The “bombs” hold none of the fear they would have in their early life when, sprayed out of the volcano in semi-molten form, they’d have solidified just before fizzing into the sea or smashing down onto the ground.
At the visitor center, newspapers and documents from major eruptions intrigued us — and taught us new Japanese onomatopoeia for what must have been horrifyingly magnified versions of the groaning sounds we’d heard from the peak a few kilometers above us that day. Reprinted eyewitness accounts bring the volcano to life. The most dramatic is from the scene in 1779, known as the Anei Eruption, when “water wells boiled and the sea turned purple.”
The local mayor ordered the evacuation of 10,000 people after seismologists predicted the 1914 eruption, and the motto inscribed on the memorial to the 35 people killed serves as a poignant reminder of the fragility of life on a volcano: “We cannot trust science, we must be prepared. And while the mountain looks over us, we have no way to know her sentiment.”

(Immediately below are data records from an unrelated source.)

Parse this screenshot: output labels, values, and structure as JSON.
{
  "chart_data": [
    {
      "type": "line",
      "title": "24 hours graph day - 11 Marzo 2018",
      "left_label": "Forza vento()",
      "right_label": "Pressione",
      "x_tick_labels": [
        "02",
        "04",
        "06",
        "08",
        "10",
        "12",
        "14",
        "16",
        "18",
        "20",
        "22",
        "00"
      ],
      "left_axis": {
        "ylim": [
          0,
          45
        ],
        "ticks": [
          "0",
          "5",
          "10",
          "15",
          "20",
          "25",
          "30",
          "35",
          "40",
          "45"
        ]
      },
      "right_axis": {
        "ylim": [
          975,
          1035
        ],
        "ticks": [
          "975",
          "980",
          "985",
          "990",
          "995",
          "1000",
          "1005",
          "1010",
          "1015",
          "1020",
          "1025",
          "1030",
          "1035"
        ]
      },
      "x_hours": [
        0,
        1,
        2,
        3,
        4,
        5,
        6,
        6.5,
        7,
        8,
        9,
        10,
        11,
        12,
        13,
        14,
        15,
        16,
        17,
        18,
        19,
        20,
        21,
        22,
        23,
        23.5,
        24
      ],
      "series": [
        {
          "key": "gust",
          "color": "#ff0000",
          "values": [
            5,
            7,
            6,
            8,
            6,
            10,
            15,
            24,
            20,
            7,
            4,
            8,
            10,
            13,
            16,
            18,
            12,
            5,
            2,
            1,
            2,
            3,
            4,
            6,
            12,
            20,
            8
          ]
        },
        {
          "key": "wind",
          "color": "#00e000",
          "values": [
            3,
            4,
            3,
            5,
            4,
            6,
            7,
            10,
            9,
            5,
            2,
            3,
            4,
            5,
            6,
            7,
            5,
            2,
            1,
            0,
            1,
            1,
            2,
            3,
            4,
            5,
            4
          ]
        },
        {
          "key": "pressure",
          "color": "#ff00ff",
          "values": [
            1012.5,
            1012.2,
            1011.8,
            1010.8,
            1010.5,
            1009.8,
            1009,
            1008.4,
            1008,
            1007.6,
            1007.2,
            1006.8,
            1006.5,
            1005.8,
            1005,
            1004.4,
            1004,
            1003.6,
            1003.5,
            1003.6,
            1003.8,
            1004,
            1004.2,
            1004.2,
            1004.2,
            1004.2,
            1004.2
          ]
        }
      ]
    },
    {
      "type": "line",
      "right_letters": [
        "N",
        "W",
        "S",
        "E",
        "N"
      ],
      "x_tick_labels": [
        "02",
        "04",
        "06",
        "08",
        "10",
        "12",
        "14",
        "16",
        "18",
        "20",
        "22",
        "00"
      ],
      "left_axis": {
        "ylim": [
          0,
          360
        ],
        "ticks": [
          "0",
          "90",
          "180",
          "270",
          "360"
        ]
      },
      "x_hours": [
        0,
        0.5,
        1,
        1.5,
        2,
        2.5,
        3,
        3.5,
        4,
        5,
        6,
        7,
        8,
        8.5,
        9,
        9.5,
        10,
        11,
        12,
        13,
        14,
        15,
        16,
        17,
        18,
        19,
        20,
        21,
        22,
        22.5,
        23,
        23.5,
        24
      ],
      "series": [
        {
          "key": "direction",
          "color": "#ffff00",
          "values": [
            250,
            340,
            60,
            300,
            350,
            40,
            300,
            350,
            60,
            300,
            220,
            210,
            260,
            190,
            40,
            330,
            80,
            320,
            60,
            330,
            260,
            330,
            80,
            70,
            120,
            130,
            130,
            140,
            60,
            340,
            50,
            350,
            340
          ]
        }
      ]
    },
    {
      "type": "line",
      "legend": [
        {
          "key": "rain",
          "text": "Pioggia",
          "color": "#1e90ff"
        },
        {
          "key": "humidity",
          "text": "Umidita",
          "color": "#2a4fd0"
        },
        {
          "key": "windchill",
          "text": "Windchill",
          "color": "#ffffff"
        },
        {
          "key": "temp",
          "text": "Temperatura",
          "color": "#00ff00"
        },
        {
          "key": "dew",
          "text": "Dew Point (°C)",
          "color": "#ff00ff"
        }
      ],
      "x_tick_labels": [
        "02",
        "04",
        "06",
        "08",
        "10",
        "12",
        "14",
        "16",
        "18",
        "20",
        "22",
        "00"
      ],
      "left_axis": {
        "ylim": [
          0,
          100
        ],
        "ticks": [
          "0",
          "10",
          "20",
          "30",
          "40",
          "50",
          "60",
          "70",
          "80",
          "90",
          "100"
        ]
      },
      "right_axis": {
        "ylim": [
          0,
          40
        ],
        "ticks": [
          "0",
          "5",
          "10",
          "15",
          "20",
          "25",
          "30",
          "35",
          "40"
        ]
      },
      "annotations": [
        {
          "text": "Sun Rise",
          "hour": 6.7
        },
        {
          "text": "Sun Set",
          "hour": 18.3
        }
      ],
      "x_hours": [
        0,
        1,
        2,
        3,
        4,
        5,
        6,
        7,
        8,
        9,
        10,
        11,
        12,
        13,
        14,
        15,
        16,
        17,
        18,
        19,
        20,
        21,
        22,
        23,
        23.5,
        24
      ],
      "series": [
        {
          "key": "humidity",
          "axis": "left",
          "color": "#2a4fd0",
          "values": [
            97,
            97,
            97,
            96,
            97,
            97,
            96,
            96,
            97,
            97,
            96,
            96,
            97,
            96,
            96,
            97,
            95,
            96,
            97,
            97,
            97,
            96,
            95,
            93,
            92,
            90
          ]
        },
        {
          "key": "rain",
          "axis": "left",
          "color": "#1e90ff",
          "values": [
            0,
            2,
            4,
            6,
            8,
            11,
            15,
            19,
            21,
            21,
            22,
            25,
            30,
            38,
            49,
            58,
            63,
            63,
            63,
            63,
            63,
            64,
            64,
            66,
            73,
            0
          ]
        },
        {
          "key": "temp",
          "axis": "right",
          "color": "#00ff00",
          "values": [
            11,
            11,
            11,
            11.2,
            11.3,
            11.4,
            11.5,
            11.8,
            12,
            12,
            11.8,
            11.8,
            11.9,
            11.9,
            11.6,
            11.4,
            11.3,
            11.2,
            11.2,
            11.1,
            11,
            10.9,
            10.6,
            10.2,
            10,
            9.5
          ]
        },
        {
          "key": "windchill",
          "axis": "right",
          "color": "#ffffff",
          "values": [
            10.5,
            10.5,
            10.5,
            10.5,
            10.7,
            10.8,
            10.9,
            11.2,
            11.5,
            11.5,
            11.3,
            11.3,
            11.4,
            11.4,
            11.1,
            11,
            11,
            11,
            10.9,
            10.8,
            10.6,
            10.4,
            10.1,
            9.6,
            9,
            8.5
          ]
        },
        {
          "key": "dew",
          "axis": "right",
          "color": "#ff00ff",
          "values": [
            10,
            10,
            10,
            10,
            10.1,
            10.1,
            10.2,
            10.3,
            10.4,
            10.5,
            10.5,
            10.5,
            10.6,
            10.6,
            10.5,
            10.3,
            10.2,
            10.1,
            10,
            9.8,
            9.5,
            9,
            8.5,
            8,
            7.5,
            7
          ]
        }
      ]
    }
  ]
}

Some 5,000 people live on Sakurajima, and taking the Island View Bus — just ¥500 to get on and off anywhere around its loop — we passed concrete shelters in people’s gardens, even tombstones with shelters over them to minimize ash-fall on the flowers.
We were heading to Yunohira Observation Point, and it seemed the heavens knew the bus timetable. We were as close as we could get to the peak, and as we watched the almost full moon resting above the summit, billows of ash again coated the lenses of our cameras. Perfect.
There was not much left to do other than get back on the bus, seek snacks, coffee, and somewhere warm — and to see if we could partake of some of the local Kagoshima hospitality we’d heard so much about.